Fin da tempo immemore, similitudini e metafore ci aiutano a trovare un nome per le creature di questa Terra: grillo [come una] talpa, topo cavalletta, rana leopardo, foca elefante, ragno cammello e così via dicendo.
È tuttavia piuttosto raro, persino una volta considerata la fervida capacità associativa degli umani, che un particolare tipo di costrutto architettonico, inerentemente associato ai luoghi di culto dell’Estremo Oriente ricorra nell’appellativo universale di una larva d’insetto molto comune e diffusa in tutti i continenti escluso l’Antartide. Dopo tutto, quante persone in Ecuador, Sud America o Madagascar, sono abituati a fare continuo ricorso nella propria immaginazione al concetto di pagoda? L’edificio spesso simile a una torre, caratterizzato da una serie di tetti sovrapposti, ciascuno rappresentante uno stato di elevazione verso il raggiungimento buddhista dell’Illuminazione. Eppur sembra proprio che la somiglianza, tra un tale concetto e l’imitazione miniaturizzata che ne produce il tipico bruco appartenente alla vasta famiglia degli Psichidi (nome internazionale: bagworms) fosse semplicemente troppo attraente per poterne fare a meno, nell’iter linguistico para-scientifico mirato a trovare un codice d’identificazione che fosse al tempo stesso immediato, nonché sufficientemente descrittivo.
Soprattutto per quanto concerne il primo e secondo stadio della loro esistenza, quando ancora non più lunghi di qualche insignificante millimetro, i vermetti in questione atterrano trasportati dal vento e i lunghi filamenti di seta che producono sulla pianta che dovrà ospitare la loro neonata colonia, iniziando a fare incetta di tutto ciò che gli riesce di trovare nelle categorie altamente desiderabili di: foglie secche, rametti, scorie biologiche, pezzettini di corteccia… Tutto prontamente raccolto e saldato con la propria formidabile saliva appiccicosa, con lo stesso obiettivo del paguro che s’appropria della conchiglia (o nel mondo moderno, lattina) finalizzata a proteggerlo dall’incrollabile fame dei predatori oceanici o marini.

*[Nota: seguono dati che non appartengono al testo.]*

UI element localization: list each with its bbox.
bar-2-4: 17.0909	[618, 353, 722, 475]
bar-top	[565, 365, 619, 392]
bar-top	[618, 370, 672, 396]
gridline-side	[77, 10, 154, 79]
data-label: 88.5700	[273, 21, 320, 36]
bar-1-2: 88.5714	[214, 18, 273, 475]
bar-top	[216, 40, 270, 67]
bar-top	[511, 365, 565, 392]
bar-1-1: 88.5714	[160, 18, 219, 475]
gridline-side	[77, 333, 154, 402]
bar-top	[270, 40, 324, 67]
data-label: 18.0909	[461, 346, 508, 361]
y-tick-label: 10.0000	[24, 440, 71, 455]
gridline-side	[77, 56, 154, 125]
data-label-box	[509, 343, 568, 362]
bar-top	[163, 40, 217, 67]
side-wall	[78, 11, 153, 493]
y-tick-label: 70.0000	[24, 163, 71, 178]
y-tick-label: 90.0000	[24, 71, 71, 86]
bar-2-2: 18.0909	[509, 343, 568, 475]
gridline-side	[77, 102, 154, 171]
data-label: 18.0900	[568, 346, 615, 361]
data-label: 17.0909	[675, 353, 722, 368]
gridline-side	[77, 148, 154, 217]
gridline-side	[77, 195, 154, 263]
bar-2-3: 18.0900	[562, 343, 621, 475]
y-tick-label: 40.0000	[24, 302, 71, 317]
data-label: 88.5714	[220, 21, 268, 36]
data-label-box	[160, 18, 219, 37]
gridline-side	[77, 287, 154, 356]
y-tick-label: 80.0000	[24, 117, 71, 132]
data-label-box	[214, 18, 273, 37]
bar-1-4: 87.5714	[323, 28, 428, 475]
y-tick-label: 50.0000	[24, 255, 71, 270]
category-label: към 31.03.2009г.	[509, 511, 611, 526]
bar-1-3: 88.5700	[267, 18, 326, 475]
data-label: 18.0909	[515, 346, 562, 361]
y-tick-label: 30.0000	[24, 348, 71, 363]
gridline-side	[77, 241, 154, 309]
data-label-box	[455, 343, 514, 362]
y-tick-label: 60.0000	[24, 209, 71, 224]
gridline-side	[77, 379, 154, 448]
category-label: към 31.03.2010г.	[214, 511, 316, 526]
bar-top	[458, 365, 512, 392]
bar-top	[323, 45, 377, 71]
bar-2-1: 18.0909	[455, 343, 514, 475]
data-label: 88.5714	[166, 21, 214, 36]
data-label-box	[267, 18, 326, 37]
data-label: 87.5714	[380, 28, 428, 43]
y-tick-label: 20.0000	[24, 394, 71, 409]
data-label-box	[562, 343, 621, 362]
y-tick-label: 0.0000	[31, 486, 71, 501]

Un piccolo cumulo di rifiuti in grado di trasformarsi in vero e proprio tesoro, spiccando anche per la dimensione sproporzionata rispetto al proprietario/occupante nella preminenza di una sagoma frastagliata ed irregolare, capace quasi di fare tenerezza per l’ingenuità apparente di colui che vorrebbe usarla, evidentemente, allo scopo di passare inosservato. Se non che, attraverso le fasi successive della propria vita larvale raggiunte verso la fine dell’estate dopo una serie di mute, le suddette “borse” o “teche” si mostrano cresciute di conseguenza, con un aspetto complessivamente non dissimile da un cono legnoso di gimnosperma, quell’oggetto altamente riconoscibile che siamo convenzionalmente inclini a chiamare pigna. E come noi gli uccelli, i pipistrelli, i roditori onnivori e tutte quelle altre creature naturalmente capaci d’apprezzare un rapido pasto a base di vermi. Finché l’acquisizione di una quantità sufficiente di sostanze nutritive e materiale vegetale sottratto alla pianta ospite non sarà giudicato abbastanza per iniziare la propria trasformazione in crisalide, dopo essersi appesi perpendicolarmente a un ramo ed aver chiuso l’apertura anteriore dell’edificio protettivo di scarti. Non che la vita di una simile quanto ingegnosa creatura, a partire da quel momento, sia destinata a diventare più semplice. Anzi!